Most purchases from business sellers are protected by the Consumer Contract Regulations 2013 which give you the right to cancel the purchase within 14 days after the day you receive the item. Boulting leading himself astray is one thing, but when he then tries to take his readers with him down some duff history cul-de-sac, that’s a problem. Read more about the condition New: A new, unread, unused book in perfect condition with no missing or damaged pages. Ultimately, it’s the enthusiasm that proves most beguiling here, not only for doggedly uncovering facts with extremely limited clues, but for bringing back to the light a remote, unsung figure and honouring his life – and career – even though it wasn’t one of garlands or headlines.There’s the Seznec affaire, in which someone gets murdered and that is somehow linked to the very day of the Pathé newsreel by virtue of some piece of paperwork or other being signed by someone on that day. There is in part real-world, real-time sleuthing, as I drag my project into the light of the day, a century later.

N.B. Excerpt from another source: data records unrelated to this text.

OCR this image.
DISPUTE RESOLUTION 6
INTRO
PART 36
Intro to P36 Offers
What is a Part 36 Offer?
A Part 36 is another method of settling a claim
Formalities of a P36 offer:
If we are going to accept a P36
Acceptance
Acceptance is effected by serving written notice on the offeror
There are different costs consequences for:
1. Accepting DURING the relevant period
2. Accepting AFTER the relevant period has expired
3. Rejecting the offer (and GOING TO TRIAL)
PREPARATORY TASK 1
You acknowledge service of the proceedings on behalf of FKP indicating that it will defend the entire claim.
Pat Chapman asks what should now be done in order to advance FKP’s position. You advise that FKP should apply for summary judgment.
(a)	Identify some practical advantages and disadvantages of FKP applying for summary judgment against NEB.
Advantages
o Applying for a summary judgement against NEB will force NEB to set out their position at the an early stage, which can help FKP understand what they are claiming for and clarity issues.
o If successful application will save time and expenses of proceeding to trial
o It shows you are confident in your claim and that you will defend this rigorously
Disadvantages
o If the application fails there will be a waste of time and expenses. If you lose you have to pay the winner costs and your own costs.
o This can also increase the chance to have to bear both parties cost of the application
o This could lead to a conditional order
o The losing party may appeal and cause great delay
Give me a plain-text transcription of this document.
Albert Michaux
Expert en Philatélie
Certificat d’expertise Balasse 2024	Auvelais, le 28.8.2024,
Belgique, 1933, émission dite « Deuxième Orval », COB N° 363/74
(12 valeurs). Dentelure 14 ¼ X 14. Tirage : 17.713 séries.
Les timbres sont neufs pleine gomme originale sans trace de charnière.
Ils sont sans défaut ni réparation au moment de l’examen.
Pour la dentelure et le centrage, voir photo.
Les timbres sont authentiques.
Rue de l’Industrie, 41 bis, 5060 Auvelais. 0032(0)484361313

A scrap of newsreel film, a century old and two and a half minutes long, sweeps Ned Boulting back not just into the world of a forgotten hero of the Tour de France but into the forces that shaped that world: a collision of sport, war, family and destiny.Bradley struck gold with his debut, The Cat and the City; stories of loneliness in Tokyo connected by a strange, recurring cat. The juxtaposition of the two worlds a century apart, and the tying together of assorted historical loose threads makes for an entertaining read, not just for cycling enthusiasts. The places he has taken it by the end of the book are a really nice way to cap it off and they give readers some form of closure. It wasn’t Pélissier but this “Beckmann” – actually the Belgian Théo Beeckman – who most captivates Boulting, however.